VocalEyes - Hall's Croft
Bronze Mortar, 1581.
"Give me some drink; and bid the apothecary
Bring the strong poison that I bought of him.”
[Winchester, Henry VI, Part II, Act III, Scene 3]
Mortar and pestles are used to prepare ingredients by grinding and crushing them.
This mortar and pestle was made from bronze in Mechlin [MEK-lin], in the Netherlands. It stands 10 and a half centimetres high. Its straight body flares slightly at the foot, with a greater flare at the top to create a wide lip - about 13 centimetres across.
The main body of the mortar is decorated with 7 slightly raised rings. Within these is a central band of flowers. Attached above and below this band are two curved handles, decorated with leaves. A Latin inscription running around the flared lip gives us the maker as Peter Ghein [gyne] and the date of 1581.

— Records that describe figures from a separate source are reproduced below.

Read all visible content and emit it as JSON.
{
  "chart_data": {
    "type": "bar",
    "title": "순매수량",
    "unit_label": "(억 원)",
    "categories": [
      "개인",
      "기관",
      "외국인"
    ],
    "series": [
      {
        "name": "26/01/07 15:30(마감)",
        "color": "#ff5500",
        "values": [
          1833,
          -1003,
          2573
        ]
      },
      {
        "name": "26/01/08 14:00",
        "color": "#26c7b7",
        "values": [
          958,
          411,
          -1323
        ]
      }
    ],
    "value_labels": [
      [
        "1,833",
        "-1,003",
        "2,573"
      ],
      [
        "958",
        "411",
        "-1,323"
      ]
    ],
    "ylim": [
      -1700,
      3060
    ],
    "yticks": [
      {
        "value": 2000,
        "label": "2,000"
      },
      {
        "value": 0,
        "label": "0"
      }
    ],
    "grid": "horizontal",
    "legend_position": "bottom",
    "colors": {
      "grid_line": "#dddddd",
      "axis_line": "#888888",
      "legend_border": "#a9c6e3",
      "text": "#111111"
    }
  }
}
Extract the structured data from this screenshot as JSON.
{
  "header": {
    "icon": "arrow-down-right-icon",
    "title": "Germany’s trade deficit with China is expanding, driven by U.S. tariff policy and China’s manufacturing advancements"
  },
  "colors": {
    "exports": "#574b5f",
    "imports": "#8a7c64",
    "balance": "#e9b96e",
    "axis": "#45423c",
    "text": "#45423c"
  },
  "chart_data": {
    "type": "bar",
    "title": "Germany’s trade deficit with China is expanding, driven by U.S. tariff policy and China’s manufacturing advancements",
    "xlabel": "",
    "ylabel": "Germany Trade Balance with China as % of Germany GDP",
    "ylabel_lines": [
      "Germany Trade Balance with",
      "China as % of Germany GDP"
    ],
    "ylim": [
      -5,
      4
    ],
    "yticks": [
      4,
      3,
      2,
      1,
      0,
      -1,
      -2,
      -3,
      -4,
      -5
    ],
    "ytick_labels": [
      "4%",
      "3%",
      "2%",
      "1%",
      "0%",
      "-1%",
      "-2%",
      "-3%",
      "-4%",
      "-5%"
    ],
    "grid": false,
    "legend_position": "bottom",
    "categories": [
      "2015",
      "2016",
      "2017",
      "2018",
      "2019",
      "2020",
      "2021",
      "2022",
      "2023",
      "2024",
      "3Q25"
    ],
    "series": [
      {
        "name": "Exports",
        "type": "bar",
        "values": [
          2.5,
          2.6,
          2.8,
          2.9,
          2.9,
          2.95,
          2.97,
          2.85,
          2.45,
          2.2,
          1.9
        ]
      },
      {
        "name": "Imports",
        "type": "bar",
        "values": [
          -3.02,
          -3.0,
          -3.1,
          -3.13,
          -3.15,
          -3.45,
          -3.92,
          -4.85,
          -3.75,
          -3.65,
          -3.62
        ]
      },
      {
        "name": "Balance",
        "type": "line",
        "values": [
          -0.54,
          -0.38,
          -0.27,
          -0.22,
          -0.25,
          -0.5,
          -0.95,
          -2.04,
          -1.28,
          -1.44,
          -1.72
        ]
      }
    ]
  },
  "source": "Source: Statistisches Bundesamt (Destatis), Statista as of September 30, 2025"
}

The Vanden Gheins were very well-known bell founders of the time, and five of them were called Peter. The date narrows it down to a choice of two of them.
Although the outside, especially within the bands of decoration, shows some darkening, the inside is still bright and shiny. Sitting inside is the pestle - about twice the height of the mortar, and slim. It too has raised rings around the small round knob at the top, and around the centre of the shaft, where it rests against the mortar's lip.
Apothecaries were considered among the lowest class of medical practitioner in Shakespeare’s time. As tradesmen they would cater for everyone, their ‘recipes’ bought by the poor in times of sickness or need, as well as by professional physicians who required special concoctions for their wealthy clients.
But apothecaries weren’t the only people to use mortars and most families who could afford it would have had one. They would have had access to their own variety of medicines and ingredients from their own gardens that would need to be prepared -making powders, oils, and ointments for aches and pains, as well as recipes for pies, stews and even beauty treatments. One recipe suggests grinding amber to a powder in a medicine to induce childbirth.